Famoso Lucas da Feira (1807-1849), negro escravizado que fugiu da senzala em busca da liberdade e por isso foi obrigado a
abraçar a vida de crimes, tornou-se uma lenda em Feira de Santana.
Foi preso e morreu enforcado, em 25 de setembro de 1849. Para uns, ele foi herói. Para outros, foi bandido. Mas o fato é que acabou se
tornando personagem do que é, possivelmente, a primeira obra literária de Feira de Santana: o ABC de Lucas da Feira.
Segundo o cordelista e pesquisador feirense Franklin Maxado, o ABC, escrito no ano do enforcamento de Lucas, teria como autor um
oficial de Justiça feirense chamado Souza Velho, contemporâneo de Lucas.
Mas, tanto quanto o próprio Lucas, o ABC também é controvertido. Pois existem três versões dele.

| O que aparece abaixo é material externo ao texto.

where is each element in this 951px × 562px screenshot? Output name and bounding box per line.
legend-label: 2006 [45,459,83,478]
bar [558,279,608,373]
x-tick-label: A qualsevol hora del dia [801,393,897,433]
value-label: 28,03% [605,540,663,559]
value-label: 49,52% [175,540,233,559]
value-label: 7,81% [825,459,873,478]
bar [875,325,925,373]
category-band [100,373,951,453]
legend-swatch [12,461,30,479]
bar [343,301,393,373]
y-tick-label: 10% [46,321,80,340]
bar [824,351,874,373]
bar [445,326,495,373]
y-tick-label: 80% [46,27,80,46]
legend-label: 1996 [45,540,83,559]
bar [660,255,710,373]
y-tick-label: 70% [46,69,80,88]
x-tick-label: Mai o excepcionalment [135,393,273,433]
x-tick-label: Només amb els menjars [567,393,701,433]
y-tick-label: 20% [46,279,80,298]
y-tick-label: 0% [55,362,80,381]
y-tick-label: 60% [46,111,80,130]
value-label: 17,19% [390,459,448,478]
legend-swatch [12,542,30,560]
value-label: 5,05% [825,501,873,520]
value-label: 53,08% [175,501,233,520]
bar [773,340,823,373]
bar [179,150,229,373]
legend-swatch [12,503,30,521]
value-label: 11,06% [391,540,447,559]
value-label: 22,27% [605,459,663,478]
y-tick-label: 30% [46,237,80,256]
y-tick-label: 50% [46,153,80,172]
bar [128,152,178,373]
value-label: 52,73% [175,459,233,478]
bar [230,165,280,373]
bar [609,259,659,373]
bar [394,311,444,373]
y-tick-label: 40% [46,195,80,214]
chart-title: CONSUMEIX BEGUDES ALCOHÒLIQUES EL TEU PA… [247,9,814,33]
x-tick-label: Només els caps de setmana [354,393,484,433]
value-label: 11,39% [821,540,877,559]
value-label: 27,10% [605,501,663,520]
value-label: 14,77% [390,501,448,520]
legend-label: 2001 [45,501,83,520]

Uma, mais conhecida, foi publicada em folheto de cordel por Rodolfo Coelho Cavalcante (alagoano radicado na Bahia (1919-1987), com adaptações dele próprio, que acrescentou mais dois versos a cada estrofe, transformando-a de quadra (quatro versos em cada estrofe) em sextilha (seis versos em cada estrofe). E atribuiu o original ao próprio Lucas da Feira, o que é muito improvável.
Outra versão foi publicada pelo cordelista baiano (de Jaguarari) Antonio Teodoro dos Santos (1916-1981), que manteve o formato de quadra. Esta versão também seria atribuída a Souza Velho.
Mas uma terceira versão, pouco conhecida, pode ser mais antiga que essas duas versões. Pois, enquanto as duas primeiras já tratam o enforcamento de Lucas como decisão da Justiça, esta terceira parece ser anterior ao veredito. Mas é apócrifa, não se sabe quem é o autor.
Ela consta na edição de 27 de junho de 1849 (três meses antes do enforcamento de Lucas) do jornal A Marmota, que circulou na Bahia em 1849. Curiosamente, não inclui as letras I e U. Quem a encontrou foi a historiadora feirense Eliane de Jesus Costa, em pesquisa realizada na Hemeroteca Digital da Biblioteca Nacional.
Existem coincidências de versos entre as três versões. Esta, porém, apócrifa, mas possivelmente escrita por algum feirense, pode ser a obra fundadora da literatura de Feira de Santana, já que não se conhece nenhuma obra literária anterior a ela.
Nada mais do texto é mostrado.